His final rendition of the annual speech focused more on broad themes than on ambitious new plans, and was the shortest of his tenure.
He praised America for its opportunity and security, and cited a rising standard of living and growing efforts to preserve the planet — all achievable, he said, under the course he has set in his seven years in office.
Still "it will only happen if we can have rational, constructive debates," he told a joint session of Congress. "It will only happen if we fix our politics."
In a rare admission of fault for the Democratic president, he acknowledged that he is not blameless for the hardened, hyperpartisan political atmosphere of his presidency, a responsibility of leadership he has never managed to shoulder despite the aspirations of his historic quest for the office.
In a speech following the New Hampshire primary nearly eight years ago, Obama stirred hopes of national unity with his declaration that "we are one people, we are one nation."
But the country has moved toward more rigid partisan lines and intransigence in Congress and in popular opinion during the Obama era.

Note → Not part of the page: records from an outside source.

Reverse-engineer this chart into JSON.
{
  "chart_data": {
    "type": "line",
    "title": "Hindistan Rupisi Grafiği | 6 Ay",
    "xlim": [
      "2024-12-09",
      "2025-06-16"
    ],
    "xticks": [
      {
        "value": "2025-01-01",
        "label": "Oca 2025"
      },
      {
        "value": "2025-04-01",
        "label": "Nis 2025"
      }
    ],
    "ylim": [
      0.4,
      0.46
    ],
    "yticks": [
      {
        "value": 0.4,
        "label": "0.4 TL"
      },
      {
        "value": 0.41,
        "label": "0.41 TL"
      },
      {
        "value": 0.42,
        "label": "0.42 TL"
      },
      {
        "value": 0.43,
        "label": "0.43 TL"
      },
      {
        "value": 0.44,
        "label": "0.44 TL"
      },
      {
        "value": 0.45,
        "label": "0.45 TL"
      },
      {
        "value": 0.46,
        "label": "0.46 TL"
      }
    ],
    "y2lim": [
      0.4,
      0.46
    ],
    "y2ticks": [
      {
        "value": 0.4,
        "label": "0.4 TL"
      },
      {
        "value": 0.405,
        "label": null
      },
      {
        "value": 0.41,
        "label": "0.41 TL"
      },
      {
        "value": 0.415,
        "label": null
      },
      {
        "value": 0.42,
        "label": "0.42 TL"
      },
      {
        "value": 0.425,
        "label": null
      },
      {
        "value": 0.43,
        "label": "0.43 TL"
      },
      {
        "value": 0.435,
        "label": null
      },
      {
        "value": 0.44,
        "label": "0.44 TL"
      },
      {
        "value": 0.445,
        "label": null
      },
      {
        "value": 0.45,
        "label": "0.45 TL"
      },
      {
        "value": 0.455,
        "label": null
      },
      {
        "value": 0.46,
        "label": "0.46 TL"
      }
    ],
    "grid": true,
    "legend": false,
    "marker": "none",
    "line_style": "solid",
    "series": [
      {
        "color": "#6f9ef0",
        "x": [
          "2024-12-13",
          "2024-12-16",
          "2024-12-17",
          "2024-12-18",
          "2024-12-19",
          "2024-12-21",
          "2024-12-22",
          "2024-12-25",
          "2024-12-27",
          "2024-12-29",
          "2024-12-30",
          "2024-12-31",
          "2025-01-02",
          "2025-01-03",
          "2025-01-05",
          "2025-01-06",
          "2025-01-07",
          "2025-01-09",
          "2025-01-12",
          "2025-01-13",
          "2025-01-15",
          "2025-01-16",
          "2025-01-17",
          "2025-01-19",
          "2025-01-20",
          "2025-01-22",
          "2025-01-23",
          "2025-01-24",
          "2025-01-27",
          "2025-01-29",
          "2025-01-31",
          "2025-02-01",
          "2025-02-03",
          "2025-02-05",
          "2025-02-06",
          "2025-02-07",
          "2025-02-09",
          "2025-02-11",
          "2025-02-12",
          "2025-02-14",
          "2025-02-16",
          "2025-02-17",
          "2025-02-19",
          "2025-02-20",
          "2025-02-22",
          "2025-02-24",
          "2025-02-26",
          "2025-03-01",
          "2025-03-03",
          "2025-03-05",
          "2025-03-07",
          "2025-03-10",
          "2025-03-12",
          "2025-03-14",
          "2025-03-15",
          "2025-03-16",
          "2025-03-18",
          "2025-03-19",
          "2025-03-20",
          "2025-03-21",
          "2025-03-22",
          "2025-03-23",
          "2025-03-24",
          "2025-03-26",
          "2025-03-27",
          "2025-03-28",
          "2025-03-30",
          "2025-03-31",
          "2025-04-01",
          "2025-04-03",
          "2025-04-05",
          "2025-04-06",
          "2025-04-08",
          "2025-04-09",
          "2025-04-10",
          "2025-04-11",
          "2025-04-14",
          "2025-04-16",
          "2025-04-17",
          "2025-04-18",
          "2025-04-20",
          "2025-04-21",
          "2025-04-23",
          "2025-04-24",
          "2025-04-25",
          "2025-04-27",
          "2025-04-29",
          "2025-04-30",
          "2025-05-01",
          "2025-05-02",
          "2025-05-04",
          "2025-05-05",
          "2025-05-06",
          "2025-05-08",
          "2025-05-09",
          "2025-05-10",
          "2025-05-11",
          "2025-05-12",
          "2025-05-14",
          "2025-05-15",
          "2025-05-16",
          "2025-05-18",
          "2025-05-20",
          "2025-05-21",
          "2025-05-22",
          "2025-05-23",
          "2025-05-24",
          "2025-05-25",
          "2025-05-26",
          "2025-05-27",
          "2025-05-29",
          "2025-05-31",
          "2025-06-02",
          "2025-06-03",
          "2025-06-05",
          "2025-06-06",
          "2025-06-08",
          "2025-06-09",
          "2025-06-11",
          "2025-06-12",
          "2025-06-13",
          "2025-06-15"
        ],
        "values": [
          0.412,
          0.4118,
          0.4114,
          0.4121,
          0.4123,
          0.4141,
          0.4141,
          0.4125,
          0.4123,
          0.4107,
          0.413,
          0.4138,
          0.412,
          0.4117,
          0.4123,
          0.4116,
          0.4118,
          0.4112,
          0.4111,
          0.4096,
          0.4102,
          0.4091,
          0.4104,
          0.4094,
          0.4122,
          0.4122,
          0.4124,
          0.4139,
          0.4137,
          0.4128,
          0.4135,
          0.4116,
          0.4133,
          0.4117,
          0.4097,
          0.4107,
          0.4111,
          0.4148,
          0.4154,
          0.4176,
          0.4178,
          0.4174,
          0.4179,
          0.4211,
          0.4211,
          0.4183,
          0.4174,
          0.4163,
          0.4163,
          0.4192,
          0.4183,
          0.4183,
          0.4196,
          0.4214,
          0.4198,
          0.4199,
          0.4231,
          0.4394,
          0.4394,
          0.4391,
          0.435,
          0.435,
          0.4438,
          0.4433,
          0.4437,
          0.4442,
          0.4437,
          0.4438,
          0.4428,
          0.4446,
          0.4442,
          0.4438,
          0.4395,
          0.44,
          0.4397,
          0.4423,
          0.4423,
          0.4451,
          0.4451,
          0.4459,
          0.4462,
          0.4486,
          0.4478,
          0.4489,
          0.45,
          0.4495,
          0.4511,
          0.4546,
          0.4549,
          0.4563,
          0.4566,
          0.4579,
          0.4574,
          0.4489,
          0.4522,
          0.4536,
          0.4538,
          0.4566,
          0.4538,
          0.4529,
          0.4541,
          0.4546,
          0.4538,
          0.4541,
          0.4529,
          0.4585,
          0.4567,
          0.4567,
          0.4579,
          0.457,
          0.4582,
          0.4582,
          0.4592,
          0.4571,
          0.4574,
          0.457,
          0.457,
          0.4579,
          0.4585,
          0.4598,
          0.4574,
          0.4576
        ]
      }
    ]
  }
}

And with just one year left to fulfill his promises, Obama sees the division as a threat — not just to his political agenda, but to his political legacy.
Obama did not shy away from soaring words, and even increased altitude with the historic allusions and grand rhetoric that first brought him to national attention.
America has been through big changes before, he said, recalling wars and depression, the influx of immigrants and movements for civil and worker rights. Americans overcame their fears, he said.
"We did not, in the words of Lincoln, adhere to the 'dogmas of the quiet past,' " he said. "We made change work for us, always extending America's promise outward, to the next frontier, to more and more people. And because we did — because we saw opportunity where others saw only peril — we emerged stronger and better than before."
He did not mention any particular Republicans he thinks may be clinging to those old dogmas and acting on their fears. But the race to choose his successor has weighed on the White House in recent months, with Obama himself expressing growing concern about what he sees as fear-inducing statements from some GOP presidential candidates, including anti-immigrant rhetoric from front-runner Donald Trump.
"There is this doubling down on a dark vision on the state of the American economy and the state of America's leadership around the world that he believes is just not true," said Ben Rhodes, deputy national security adviser who helped shape the speech.
A Democratic successor would be able to protect more of those achievements, including Obama's withdrawal of U.S. ground troops from wars in the Middle East, and a new insistence on building up allies and partner countries to manage their own crises without a huge U.S. military presence.
Obama laid out his plans for building on his legacy in words that rang familiar after his years in office.
The country must give everyone a "fair shot" in the new economy and make technology work for people and not against them, he argued.
He talked about preparing the workforce for the changing marketplace, and pushing for universal prekindergarten and college affordability while also safeguarding Social Security and Medicare. He vowed to support Vice President Joe Biden's project to cure cancer.
On foreign policy, he implicitly rejected the choice that his critics offer between isolation from the global community and sending U.S. troops to occupy foreign countries.
"Leadership means a wise application of military power, and rallying the world behind causes that are right," he said, citing the U.S. role in shaping the recent international climate agreement and response to the Ebola crisis in Africa.
"That's strength. That's leadership," he said.
As he neared the end of his speech Obama veered away from policy altogether, rising into a sermon-like oratory on the state of American politics.
He decried the practice of drawing congressional district maps by dominant state political officials to favor their parties and blamed "dark money" for empowering millionaires and corporations over average citizens.
Beyond that, Obama said, Americans are out of practice in working out differences.
"A better politics doesn't mean we have to agree on everything," he said. "Our Founders distributed power between states and branches of government, and expected us to argue, just as they did, over the size and shape of government, over commerce and foreign relations, over the meaning of liberty and imperatives of security.
"But," he said, "democracy does require basic bonds of trust between its citizens."